There are various ways to make psychological profiling work in practice. Both Site Intelligence, based in Didcot, UK, and Cambridge, UK-based NCorp, observe visitors' site interactions by using clickstream and search engine analysis. The UK car magazine Auto Trader, for example, uses NCorp's Ijen product on its web site to understand what is important to different customer types by observing the searches they make and the results that interest them. “It might find certain people are price sensitive, for example, or that they prefer prestige German cars,” suggests NCorp's CEO Nick Bidmead.
“You can pretty much do all personalisation by group without knowing the identity of the individual and flying into data protection implications,” says Mitchinson of SAS. “The vast majority of profiling isn't one-to-one marketing: it's done as tight segmenting, targeting groups of between 10 and 500 rather than a million.”
Raw technical information can also contribute to those psychological profiles. Web logs, together with JavaScript routines, can give information about the time zone, the Internet service provider (ISP) that provided the Internet connection used by the visitor, the referring page that linked to the site and the time of day at which the visitor arrived.
Site Intelligence's CEO John Woods says that his company's studies of consumers' ISPs have revealed interesting differences: “A Freeserve user is twice as likely as an AOL user to buy something online.”
Site Intelligence's products analyse the behaviour patterns of web site visitors, and Woods says the time of day that a customer arrives at a site can be significant. “During the working day, you'll get a lot of visitors who are sat at work, browsing sites for product information. They'll probably be in a hurry because they don't want to be caught not working. And they'll have relatively good jobs because they have Internet access. Those browsing in the evenings and at the weekend are a more general group. So you can customise your home page to make it give as much information as possible during the day, and alter it for the evenings and weekends.”
Organisations can also use the referring site (the site the user clicks through from) to gather demographic analysis. SAS's Mitchinson says the most common determinant used in lifestyle and behaviour analysis is the referring site. Ian Thomas, strategic development director for London-based WebAbacus, a start-up that develops a web-log analysis package of the same name, gives an example. “One organisation we worked with runs a recruitment site. They discovered the kinds of jobs people were looking for were very closely related to the search engine they came from by quite a wide margin. Those looking for IT jobs largely came from the Google search site, while those looking for secretarial jobs typically came from Ask Jeeves for instance.”
However, Thomas cautions against some of the claims made by various log analysis companies. “Some say you can narrow down which city the visitor comes from.
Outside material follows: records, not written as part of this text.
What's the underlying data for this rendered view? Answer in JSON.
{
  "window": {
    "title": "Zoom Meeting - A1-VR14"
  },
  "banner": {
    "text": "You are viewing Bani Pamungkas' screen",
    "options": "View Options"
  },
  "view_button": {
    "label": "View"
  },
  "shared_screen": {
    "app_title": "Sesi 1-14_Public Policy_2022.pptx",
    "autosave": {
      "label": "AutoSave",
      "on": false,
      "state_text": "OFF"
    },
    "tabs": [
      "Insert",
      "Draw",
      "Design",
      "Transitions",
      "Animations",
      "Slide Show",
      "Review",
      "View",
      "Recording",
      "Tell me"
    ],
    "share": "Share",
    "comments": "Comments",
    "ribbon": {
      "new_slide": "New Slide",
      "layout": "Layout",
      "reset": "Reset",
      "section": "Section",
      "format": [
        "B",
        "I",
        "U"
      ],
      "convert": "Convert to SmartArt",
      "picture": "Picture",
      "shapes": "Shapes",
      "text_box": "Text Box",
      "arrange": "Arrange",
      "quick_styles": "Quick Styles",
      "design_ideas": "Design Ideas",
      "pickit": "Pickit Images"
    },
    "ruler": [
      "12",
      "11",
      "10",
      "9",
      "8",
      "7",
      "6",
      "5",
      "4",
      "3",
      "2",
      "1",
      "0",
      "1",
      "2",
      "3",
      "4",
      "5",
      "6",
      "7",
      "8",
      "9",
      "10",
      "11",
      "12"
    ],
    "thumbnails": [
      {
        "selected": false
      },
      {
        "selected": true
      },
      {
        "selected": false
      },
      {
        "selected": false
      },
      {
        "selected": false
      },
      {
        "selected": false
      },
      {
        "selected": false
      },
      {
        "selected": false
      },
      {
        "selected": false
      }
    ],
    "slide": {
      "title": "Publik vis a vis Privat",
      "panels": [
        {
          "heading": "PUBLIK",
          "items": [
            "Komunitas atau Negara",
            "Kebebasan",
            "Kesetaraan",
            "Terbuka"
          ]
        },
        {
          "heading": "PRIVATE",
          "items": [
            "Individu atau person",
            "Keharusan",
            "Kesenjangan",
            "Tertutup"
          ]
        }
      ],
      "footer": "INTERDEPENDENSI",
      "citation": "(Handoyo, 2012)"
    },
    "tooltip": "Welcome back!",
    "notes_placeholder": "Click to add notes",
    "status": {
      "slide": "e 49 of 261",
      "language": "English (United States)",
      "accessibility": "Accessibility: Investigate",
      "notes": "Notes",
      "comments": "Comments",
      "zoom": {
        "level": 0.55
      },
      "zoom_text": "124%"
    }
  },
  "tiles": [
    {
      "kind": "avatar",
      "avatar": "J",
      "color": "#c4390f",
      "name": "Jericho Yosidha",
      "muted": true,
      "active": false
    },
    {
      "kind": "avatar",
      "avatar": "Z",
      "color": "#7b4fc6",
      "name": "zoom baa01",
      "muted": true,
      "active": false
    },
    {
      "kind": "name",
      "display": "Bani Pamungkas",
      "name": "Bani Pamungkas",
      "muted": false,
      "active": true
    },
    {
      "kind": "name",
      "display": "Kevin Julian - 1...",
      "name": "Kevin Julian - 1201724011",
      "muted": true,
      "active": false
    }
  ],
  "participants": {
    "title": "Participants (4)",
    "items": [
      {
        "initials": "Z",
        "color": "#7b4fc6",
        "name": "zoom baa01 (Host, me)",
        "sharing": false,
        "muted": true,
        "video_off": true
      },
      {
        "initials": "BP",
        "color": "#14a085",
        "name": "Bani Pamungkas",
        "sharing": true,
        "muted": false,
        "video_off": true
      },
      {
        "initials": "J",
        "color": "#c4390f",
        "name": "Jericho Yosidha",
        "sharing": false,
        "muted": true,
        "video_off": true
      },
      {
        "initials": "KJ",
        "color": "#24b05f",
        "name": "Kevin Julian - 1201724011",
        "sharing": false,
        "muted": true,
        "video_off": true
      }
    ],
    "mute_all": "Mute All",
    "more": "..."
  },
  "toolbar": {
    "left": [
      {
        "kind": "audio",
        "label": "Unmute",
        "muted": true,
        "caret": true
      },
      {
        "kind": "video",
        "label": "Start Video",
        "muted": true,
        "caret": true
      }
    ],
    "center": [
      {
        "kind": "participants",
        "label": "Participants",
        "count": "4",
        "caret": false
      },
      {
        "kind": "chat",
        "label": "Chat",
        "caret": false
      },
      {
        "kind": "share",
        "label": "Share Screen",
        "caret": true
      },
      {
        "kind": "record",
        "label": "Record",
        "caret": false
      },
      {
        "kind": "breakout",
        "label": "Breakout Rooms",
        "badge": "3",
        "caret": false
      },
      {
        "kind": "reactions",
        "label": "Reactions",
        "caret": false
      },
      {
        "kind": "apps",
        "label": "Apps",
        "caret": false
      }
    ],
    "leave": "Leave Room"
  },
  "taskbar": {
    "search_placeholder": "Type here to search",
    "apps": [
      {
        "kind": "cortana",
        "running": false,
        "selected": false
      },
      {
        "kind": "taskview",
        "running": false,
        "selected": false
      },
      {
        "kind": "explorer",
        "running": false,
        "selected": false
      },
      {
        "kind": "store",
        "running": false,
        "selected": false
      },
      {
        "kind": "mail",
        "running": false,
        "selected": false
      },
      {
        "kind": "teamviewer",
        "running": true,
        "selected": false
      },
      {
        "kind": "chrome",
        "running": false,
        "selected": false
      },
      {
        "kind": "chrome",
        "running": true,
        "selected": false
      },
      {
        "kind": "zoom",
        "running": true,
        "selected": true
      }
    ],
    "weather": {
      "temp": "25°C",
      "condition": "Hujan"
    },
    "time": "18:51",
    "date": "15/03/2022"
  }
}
What you end up discovering is there are apparently a lot of people in Leeds in the UK – but, actually, that's where Freeserve's based. A lot of log file analysis is intrinsically inaccurate and you have to work round it to get meaningful and defensible conclusions.”
According to SAS's Mitchinson, one of the benefits of this kind of clickstream and behavioural analysis is determining how visitors respond to and use the web site. “The biggest uplift comes from analysing how individuals use the organisation's web infrastructure and [analysing] which marketing campaigns are drawing in visitors. You can get average spend up by another 60%.” APR's Brown agrees, but says the uplift is more like 30%.
But computers are still a long way from understanding people. “How far have we got? About 5%. In my view, we're creating a piece of technology that's helpful and understands,” says Brown.